Join us for an evening with Oisín Curran, winner of the 2018 Thomas Raddall Atlantic Fiction Award for his novel, Blood Fable.
The Raddall Award, first presented in 1991, was established with an endowment by Thomas Head Raddall. With ongoing support from the Raddall family, this award honours the work of fiction writers in the Atlantic region and, as the original benefactor envisioned, provides “the gift of time and peace of mind” so essential to the creation of new work. (Source: WFNS website) It is the largest literary prize awarded in Atlantic Canada.
“Oisín Curran’s Blood Fable is an adventure for the heart and soul.” —Johanna Skibsrud, winner of the Scotiabank Giller Prize
⇒Thursday, March 7, 7 p.m.
⇒Writers’ Federation of Nova Scotia atrium, 1113 Marginal Road, Halifax
⇒Tickets: https://www.eventbrite.com/e/a-reading-with-oisin-curran-tickets-56585566954
Presented by the Dalhousie Libraries and the Writers’ Federation of Nova Scotia.
About Oisín Curran:
Oisín has an MFA in Creative Writing from Brown University where he led fiction-writing workshops for undergraduates at the beginner and intermediate levels. He has also taught screenwriting at the University of Maine at Orono. Recently he’s led fiction workshops in Cape Breton and Maine. In addition to Blood Fable, Oisín has published a novel called Mopus (2008). (Source: WFNS website)
About Blood Fable:
Maine, 1980. A utopian community is on the verge of collapse. The charismatic leader’s authority teeters as his followers come to realize they’ve been exploited for too long. To make matters worse, the eleven-year-old son of one adherent learns that his mother has cancer.

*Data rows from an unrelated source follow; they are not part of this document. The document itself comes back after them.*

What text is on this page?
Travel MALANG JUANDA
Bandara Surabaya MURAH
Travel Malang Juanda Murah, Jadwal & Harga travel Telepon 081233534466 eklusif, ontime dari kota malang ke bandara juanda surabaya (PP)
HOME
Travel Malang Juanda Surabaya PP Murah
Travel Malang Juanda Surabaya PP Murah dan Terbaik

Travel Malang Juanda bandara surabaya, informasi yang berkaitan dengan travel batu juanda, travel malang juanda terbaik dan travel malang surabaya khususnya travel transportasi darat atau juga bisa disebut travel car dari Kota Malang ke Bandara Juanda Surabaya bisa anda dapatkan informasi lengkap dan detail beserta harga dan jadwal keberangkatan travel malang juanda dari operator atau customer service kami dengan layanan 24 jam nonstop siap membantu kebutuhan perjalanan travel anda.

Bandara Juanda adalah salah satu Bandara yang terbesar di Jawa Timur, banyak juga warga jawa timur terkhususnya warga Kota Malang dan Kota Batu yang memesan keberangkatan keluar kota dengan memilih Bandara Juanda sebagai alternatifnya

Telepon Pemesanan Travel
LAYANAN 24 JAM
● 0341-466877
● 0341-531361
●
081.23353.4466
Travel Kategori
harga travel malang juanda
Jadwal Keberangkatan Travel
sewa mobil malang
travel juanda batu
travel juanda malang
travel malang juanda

Taking refuge in his imagination, the boy begins to speak of another time and place. His parents believe he is remembering his own life before birth. This memory, a story within the story of Blood Fable, is an epic tale about the search for a lost city refracted through the lens of the adventures the boy loves to read. But strangely, as the world around them falls apart, he and his parents find that his story seems to foretell the events unfolding in their present lives.